Food allergy used to be about identifying your allergen and then avoiding it. That's it. Okay, have an epinephrine injector. Oh, then we started telling parents to quit introducing highly allergenic foods in infancy, with the fear of causing food allergies. Guess what? That was completely wrong, and we created a generation of food-allergic kids with only one possible treatment, avoidance. Fortunately, new research from the past 10 years has demonstrated that early introduction of highly allergenic foods can help reduce the chances of developing a food allergy. But for children with food allergies, is there an option other than just avoidance? So yes, there is an FDA-approved product (since 2020) you can give your child every day that will help protect them from their peanut food allergy. Data has now shown that instead of doing it every day, you can give it every other day; it doesn't work quite as well, but it's an option. And now there's evidence that using a $1,000-a-month drug called omalizumab could increase the success of oral immunotherapy. But at what cost?
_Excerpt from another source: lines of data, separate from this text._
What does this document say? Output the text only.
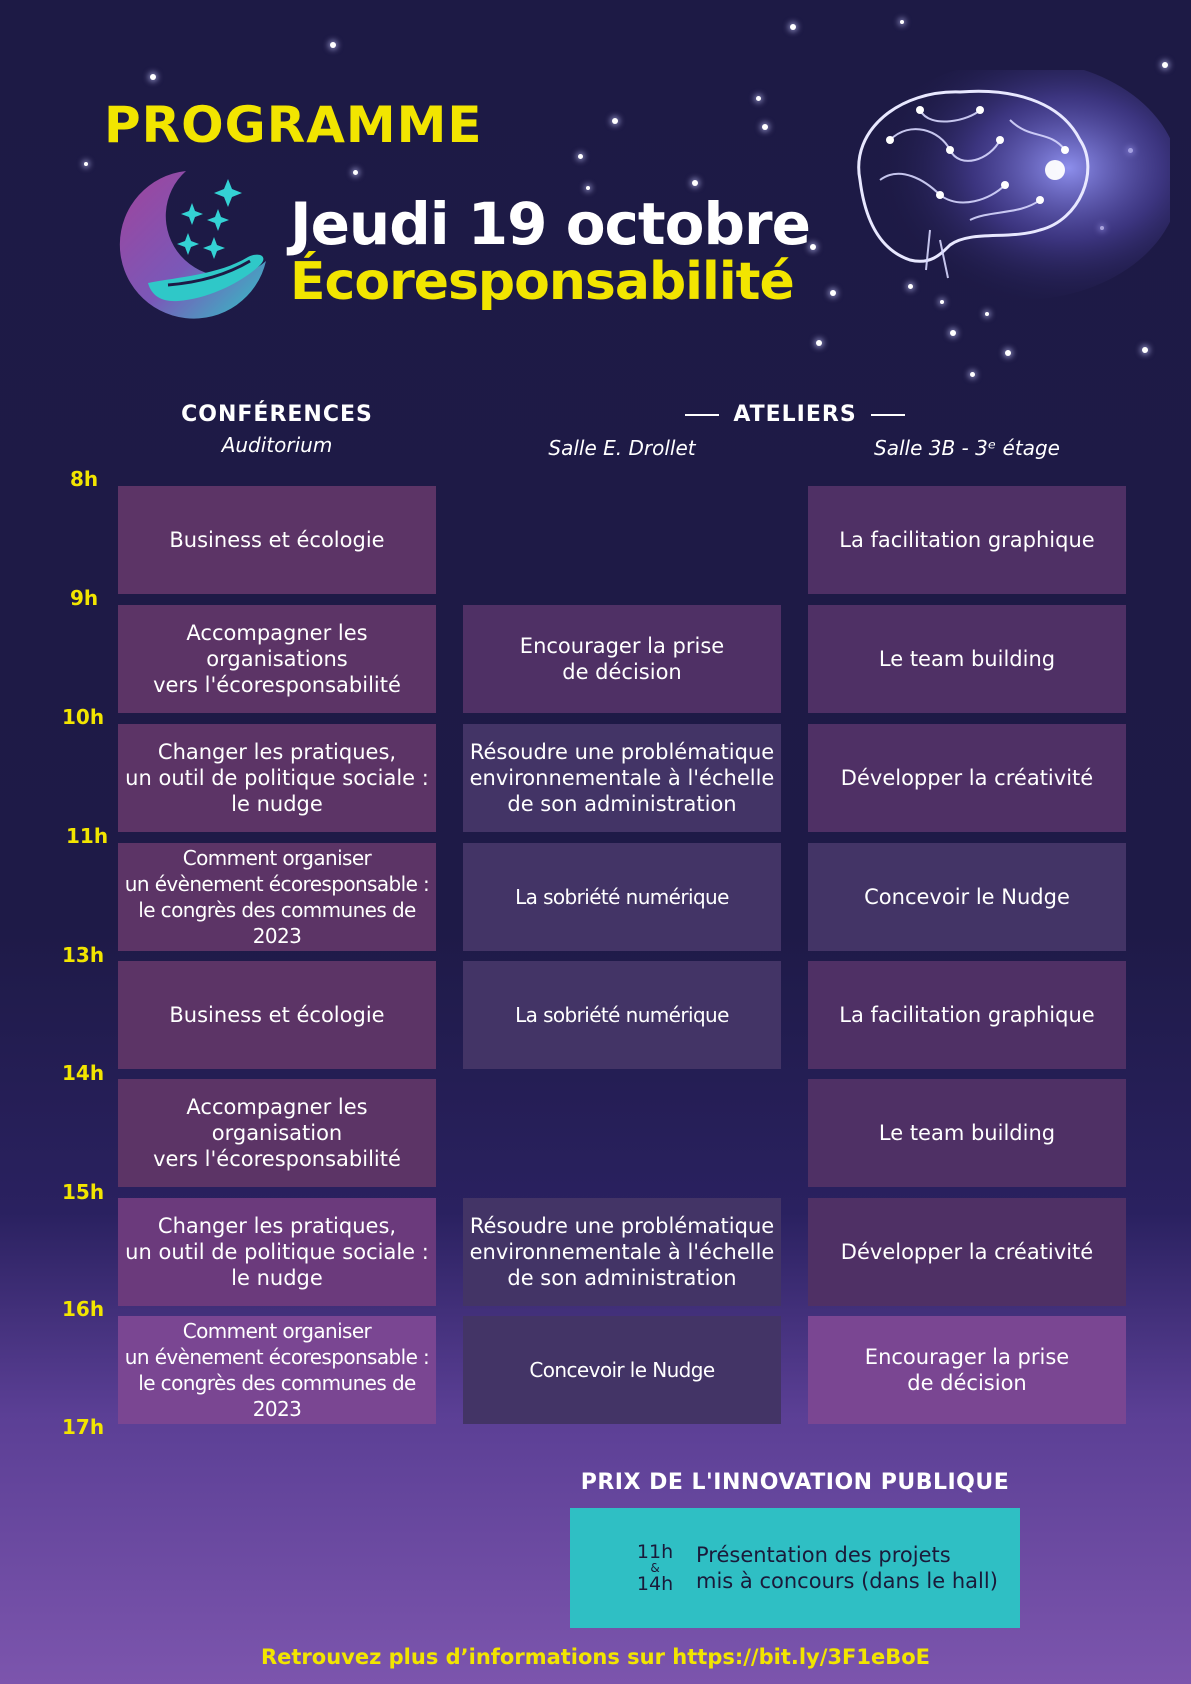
PROGRAMME
Jeudi 19 octobre
Écoresponsabilité
CONFÉRENCES
Auditorium
ATELIERS
Salle E. Drollet	Salle 3B - 3ᵉ étage
8h
9h
10h
11h
13h
14h
15h
16h
17h
Business et écologie
Accompagner les organisations
vers l'écoresponsabilité
Changer les pratiques,
un outil de politique sociale :
le nudge
Comment organiser
un évènement écoresponsable :
le congrès des communes de 2023
Business et écologie
Accompagner les organisation
vers l'écoresponsabilité
Changer les pratiques,
un outil de politique sociale :
le nudge
Comment organiser
un évènement écoresponsable :
le congrès des communes de 2023
Encourager la prise
de décision
Résoudre une problématique
environnementale à l'échelle
de son administration
La sobriété numérique
La sobriété numérique
Résoudre une problématique
environnementale à l'échelle
de son administration
Concevoir le Nudge
La facilitation graphique
Le team building
Développer la créativité
Concevoir le Nudge
La facilitation graphique
Le team building
Développer la créativité
Encourager la prise
de décision
PRIX DE L'INNOVATION PUBLIQUE
11h
&
14h
Présentation des projets
mis à concours (dans le hall)

Retrouvez plus d’informations sur https://bit.ly/3F1eBoE
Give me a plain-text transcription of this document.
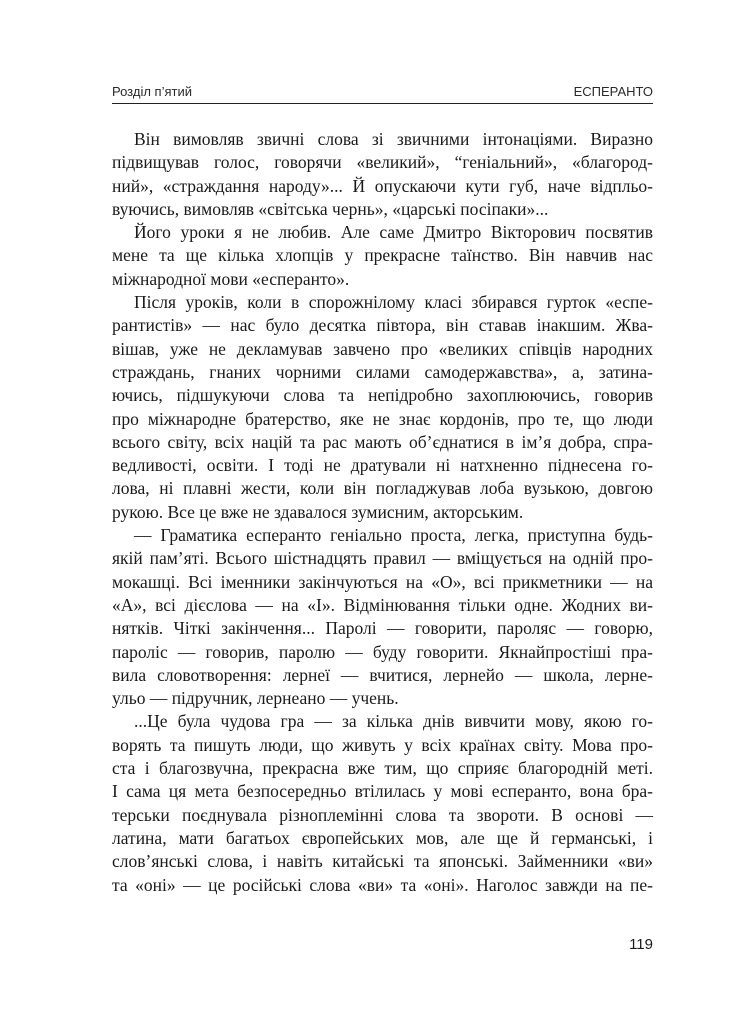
Розділ п’ятий	ЕСПЕРАНТО
Він вимовляв звичні слова зі звичними інтонаціями. Виразно
підвищував голос, говорячи «великий», “геніальний», «благород-
ний», «страждання народу»... Й опускаючи кути губ, наче відпльо-
вуючись, вимовляв «світська чернь», «царські посіпаки»...
Його уроки я не любив. Але саме Дмитро Вікторович посвятив
мене та ще кілька хлопців у прекрасне таїнство. Він навчив нас
міжнародної мови «есперанто».
Після уроків, коли в спорожнілому класі збирався гурток «еспе-
рантистів» — нас було десятка півтора, він ставав інакшим. Жва-
вішав, уже не декламував завчено про «великих співців народних
страждань, гнаних чорними силами самодержавства», а, затина-
ючись, підшукуючи слова та непідробно захоплюючись, говорив
про міжнародне братерство, яке не знає кордонів, про те, що люди
всього світу, всіх націй та рас мають об’єднатися в ім’я добра, спра-
ведливості, освіти. І тоді не дратували ні натхненно піднесена го-
лова, ні плавні жести, коли він погладжував лоба вузькою, довгою
рукою. Все це вже не здавалося зумисним, акторським.
— Граматика есперанто геніально проста, легка, приступна будь-
якій пам’яті. Всього шістнадцять правил — вміщується на одній про-
мокашці. Всі іменники закінчуються на «О», всі прикметники — на
«А», всі дієслова — на «І». Відмінювання тільки одне. Жодних ви-
нятків. Чіткі закінчення... Паролі — говорити, пароляс — говорю,
пароліс — говорив, паролю — буду говорити. Якнайпростіші пра-
вила словотворення: лернеї — вчитися, лернейо — школа, лерне-
ульо — підручник, лернеано — учень.
...Це була чудова гра — за кілька днів вивчити мову, якою го-
ворять та пишуть люди, що живуть у всіх країнах світу. Мова про-
ста і благозвучна, прекрасна вже тим, що сприяє благородній меті.
І сама ця мета безпосередньо втілилась у мові есперанто, вона бра-
терськи поєднувала різноплемінні слова та звороти. В основі —
латина, мати багатьох європейських мов, але ще й германські, і
слов’янські слова, і навіть китайські та японські. Займенники «ви»
та «оні» — це російські слова «ви» та «оні». Наголос завжди на пе-
119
These are all questions the community of clinicians, scientists, bureaucrats, parents, and patients need to answer. They need to answer if the cost of oral immunotherapy, the risks of having systemic reactions, and the effort are worth the benefits. Yes, you may tolerate accidental ingestion of a peanut butter cookie (or at least a quarter of one). But during the build-up process, there's a 20% chance you may have to use your epinephrine auto-injector for a systemic reaction. And that build-up process required a four-hour visit and then 11 one-hour visits to the doctor's office for monitoring during the first six months. That requires a lot of resources from any family to commit to, combined with the fact that taking the medicine that home requires you to rest for one hour afterward. Then, your risks for a reaction are increased by sleep deprivation, illness, and exercise.
In the meantime, we continue to get more information on avoiding food allergies and the development of food allergies in children. It's common practice for physicians to recommend that children with eczema avoid highly allergenic foods (especially eggs, soy, peanut, tree nut, and sesame) to improve their eczema and also avoid a potential allergic reaction. Recent studies show that over the past 45 years, only a slight benefit from dietary elimination on eczema, and that the risk of avoiding foods, which can lead to increased family stress and ultimately allergic sensitization, is possibly more severe than the benefit of a little bit of eczema improvement. We hoped that giving babies better skin care could avoid peanut allergy because the evidence suggests allergic sensitization occurs to the skin. So far, studies are not bearing that out. But there does seem to be tremendous value in controlling eczema because another study demonstrated that the longer you have eczema and the worse it is, the more likely you are to have a peanut allergy. And that in these children, the earlier you have introduced peanuts to their diet, the less likely they are to go on to develop peanut allergy, especially in patients with moderate to severe eczema. In ages four to six months of age, early introduction of peanuts led to a 60% reduction in peanut allergy compared to 'normal' kids, and introducing peanuts after 12 months of age — only had a 35% reduction in peanut allergy.
So, ultimately I think we are learning so much more about food allergies than we ever thought was imaginable 20 years ago. And while there are types of treatments that are becoming available, it's only becoming clearer that socioeconomic disparities lead to greater inequity in access to care, access to these treatments, including oral immunotherapy, and an ongoing debate about the efficacy, importance, and safety of these treatments.
Dr. Singla has no conflicts of interest to report.